Improbable…impossible…nos sens avaient dû nous tromper, ça ne pouvait pas être des grognements…Courir, il fallait courir, à s'en brûler les poumons, mais courir…qu'importe le prix.

Un homme devant moi se tenait debout, convulsait, en se tordant de douleur, sans pouvoir se contrôler. Mais personne n'y prit attention.

L'instinct de survie. Celui ancré dans notre cerveau aux fonctions reptiliennes, efficaces mais ravageuses qu’avaient les animaux rampants tapis dans l'ombre. Ils assaillaient leur proie à une vitesse vertigineuse et laissent des milliers de victimes humaines derrière eux dans le monde entier.

Ceux qui nous attaquaient étaient bien pire encore.

Le vacarme se poursuivait dans un état de siège digne des grandes invasions. Les grognements s'étaient de nouveau fait entendre et la sensation de peur finit par tous nous envahir. Aussi horrible et choquant que cela avait pu paraître, des personnes s'étaient littéralement jetées sur d'autres, moins rapides, en les plaquant violemment au sol, puis les mordaient sauvagement au cou. Leurs victimes se débattaient, hurlaient et suppliaient devant leur destin au visage blême et à la bouche vorace et sanglante qui les charcutaient. Mais qu’étaient ces choses ? Qu'est-ce qui se passait, bon Dieu ?

J'en avais perdu le sens de ma course. Étais-je partie sur la gauche vers l'ouest à la sortie de la place ? Ou à droite ? Je ne saurais plus dire ni depuis quand je courrais, ni dans quelle direction j'allais. Je décidai de prendre la prochaine à gauche. La rue était moins empruntée que le reste que j'avais pu voir jusque là. Je remontai cette rue en laissant mes pensées en mode "pilote automatique" tenter de me trouver une échappatoire.

Mes yeux s'étaient alors posés sur cette berline bleue laissée en travers sur le coin gauche. Je décidai alors de tenter ma chance. J'actionnai la poignée qui s'ouvrit, à mon grand soulagement. Je fermai les portières en appuyant sur le bouton central et cherchai les clés. Sous le siège avant, arrière, dans la boîte à gants, rien. Le pare-soleil que je dépliai juste après m'octroya l'objet qui se révéla être mon trésor de la journée. Je mis le contact et démarrai en trombe. La jauge d'essence me permettrait de rentrer chez moi sans trop de difficultés, Dieu merci ! Je sortis du centre-ville et me rabattis sur une route du réseau secondaire.

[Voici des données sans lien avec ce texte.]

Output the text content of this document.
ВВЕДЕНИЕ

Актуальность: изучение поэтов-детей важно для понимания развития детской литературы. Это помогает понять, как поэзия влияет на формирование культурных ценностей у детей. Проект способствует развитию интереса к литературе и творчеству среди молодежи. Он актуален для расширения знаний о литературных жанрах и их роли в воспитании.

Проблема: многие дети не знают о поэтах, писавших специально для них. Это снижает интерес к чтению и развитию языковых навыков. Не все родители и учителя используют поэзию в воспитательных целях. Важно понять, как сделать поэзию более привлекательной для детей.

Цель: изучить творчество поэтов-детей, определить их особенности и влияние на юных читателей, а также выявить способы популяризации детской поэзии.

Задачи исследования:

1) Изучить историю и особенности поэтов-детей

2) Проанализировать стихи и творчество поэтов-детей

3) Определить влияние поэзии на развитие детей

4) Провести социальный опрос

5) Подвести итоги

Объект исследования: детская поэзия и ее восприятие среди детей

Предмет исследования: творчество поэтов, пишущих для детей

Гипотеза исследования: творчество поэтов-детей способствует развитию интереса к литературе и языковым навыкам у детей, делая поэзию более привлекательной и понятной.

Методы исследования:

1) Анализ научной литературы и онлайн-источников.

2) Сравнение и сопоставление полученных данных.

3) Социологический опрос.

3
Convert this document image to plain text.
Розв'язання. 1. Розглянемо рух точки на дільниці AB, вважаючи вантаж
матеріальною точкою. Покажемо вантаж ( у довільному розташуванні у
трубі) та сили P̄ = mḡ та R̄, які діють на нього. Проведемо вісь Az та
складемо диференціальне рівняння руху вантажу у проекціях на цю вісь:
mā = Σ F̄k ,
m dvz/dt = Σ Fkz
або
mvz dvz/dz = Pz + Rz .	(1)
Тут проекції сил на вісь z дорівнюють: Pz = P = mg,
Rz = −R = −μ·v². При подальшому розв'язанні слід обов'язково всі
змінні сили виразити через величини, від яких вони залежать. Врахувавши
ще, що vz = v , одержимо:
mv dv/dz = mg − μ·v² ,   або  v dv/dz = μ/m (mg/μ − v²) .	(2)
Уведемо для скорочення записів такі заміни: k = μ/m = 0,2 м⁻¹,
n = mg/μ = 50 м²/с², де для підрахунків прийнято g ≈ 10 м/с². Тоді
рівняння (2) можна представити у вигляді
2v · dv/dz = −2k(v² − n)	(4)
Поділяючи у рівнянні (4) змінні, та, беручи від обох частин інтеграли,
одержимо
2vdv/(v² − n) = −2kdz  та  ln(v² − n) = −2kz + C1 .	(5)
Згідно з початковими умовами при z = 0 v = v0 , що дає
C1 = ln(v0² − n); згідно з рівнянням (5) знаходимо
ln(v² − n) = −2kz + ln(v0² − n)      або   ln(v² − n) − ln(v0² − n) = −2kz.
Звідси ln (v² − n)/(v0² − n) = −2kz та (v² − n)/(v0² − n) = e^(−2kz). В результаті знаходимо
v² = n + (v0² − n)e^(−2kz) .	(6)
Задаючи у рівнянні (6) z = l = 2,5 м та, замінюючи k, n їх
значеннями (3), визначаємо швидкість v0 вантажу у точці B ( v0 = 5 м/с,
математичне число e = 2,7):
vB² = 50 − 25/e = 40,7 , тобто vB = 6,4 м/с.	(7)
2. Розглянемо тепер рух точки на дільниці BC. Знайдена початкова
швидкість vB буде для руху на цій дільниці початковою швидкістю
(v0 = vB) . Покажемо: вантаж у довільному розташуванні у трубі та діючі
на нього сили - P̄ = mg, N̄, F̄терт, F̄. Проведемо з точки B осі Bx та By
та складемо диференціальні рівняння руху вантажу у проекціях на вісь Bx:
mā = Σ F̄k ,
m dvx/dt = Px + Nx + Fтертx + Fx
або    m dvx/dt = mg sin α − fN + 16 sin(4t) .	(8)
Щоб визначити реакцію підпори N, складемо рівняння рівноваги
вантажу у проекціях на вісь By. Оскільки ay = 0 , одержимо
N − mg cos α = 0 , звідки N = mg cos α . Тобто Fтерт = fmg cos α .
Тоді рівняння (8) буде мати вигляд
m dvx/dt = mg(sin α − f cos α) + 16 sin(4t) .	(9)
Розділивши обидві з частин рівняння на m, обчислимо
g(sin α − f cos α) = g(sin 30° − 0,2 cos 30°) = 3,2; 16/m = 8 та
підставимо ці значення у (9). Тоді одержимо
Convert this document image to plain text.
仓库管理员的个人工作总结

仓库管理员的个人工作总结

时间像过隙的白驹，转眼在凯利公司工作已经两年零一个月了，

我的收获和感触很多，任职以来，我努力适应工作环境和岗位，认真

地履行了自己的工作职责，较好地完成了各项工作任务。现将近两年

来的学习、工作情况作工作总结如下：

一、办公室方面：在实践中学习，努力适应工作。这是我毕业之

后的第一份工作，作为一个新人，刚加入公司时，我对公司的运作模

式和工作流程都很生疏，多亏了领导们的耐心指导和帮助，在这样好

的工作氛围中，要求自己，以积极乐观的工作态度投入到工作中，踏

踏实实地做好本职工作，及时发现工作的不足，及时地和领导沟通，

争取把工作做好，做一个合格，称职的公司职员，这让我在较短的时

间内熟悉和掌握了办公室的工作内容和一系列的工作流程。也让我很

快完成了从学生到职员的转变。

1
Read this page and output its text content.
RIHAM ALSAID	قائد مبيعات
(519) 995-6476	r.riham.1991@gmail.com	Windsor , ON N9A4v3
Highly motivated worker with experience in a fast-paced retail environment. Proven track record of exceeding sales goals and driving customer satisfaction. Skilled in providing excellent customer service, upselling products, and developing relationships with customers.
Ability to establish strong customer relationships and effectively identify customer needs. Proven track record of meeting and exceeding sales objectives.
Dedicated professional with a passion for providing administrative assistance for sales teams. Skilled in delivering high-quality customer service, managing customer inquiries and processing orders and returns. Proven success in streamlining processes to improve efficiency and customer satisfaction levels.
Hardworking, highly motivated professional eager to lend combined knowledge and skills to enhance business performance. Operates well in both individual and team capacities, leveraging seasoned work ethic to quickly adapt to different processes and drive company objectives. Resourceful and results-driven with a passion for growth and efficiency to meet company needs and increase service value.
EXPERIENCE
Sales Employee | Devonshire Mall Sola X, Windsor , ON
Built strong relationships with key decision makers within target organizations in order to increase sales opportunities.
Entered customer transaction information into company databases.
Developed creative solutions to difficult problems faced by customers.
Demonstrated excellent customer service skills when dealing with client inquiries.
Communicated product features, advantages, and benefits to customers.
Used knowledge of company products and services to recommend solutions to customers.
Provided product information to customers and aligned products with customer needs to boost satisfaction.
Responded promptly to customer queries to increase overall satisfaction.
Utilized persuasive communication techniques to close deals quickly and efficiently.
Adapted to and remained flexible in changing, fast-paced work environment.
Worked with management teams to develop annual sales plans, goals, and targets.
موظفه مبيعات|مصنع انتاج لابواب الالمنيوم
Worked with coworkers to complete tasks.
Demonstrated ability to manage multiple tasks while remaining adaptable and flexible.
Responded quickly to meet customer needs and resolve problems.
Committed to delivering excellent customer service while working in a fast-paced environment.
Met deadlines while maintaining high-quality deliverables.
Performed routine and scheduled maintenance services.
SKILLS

La vision d'horreur que j'avais vu lors de cette attaque me revenait sans cesse le long de ma route. Ma respiration et mon pouls s'accéléraient et ma conduite s'en faisait ressentir. Je fermai les yeux. Les cris de l'homme à terre retentissaient dans ma tête et l’infinie question « comment diable cela a t-il bien pu être possible » me faisait faire des écarts. Je rouvris les yeux. J'en avais la nausée de cette attaque de force et totalement inconnue dont personne ne savait rien et ne comprenait rien. Mes tripes ne tenaient plus et je dus m'arrêter sur le bas-côté de la route pour vomir.

Une fois soulagée, il me fallut admettre que ma course et l'effort de mon vomissement avaient fini par m'épuiser. Je me relevai somnolente et éreintée. Il fallait que je rentre chez moi. Je repris une inspiration et rejoignis le poste de conduite de la berline bleue. Je mis les mains sur le volant et priai ardemment pour ne pas avoir à m'arrêter avant d'être arrivée chez moi.

Je conduisais en voyant la route sans la regarder. Je portais attention momentanément sur les directions à prendre mais ma vigilance s'arrêtait là. Je continuai mon chemin pendant ce qui me paraissait être des heures et finis tant bien que mal par tourner dans la rue de ma résidence. Je garai la berline bleue à la place de ma voiture que j’avais laissée sur place, et montai les escaliers en haletant.

La vision de ma porte m'apparut comme mon salut. Ma main tremblait dans mon sac en cherchant les clés de mon appartement. Je tombai finalement dessus, entrai chez moi, et fermai à double tour. Je verrouillai également les trois autres loquets que je n'avais jamais verrouillé depuis cinq ans que je vivais dans ce quartier sans histoires. Le souffle court, prise de sanglots, je m'éloignai de la porte et fermai les volets en catastrophe. J’allumai la seule lampe à basse luminosité que je possédais dans le salon. Sans prendre la peine d’enlever mon manteau, je me blottis contre le canapé et laissai ma peine s'exprimer. Je pleurai, laissant mes cris et mes larmes faire le reste. Je me laissai aller sur le côté, par terre, en boule.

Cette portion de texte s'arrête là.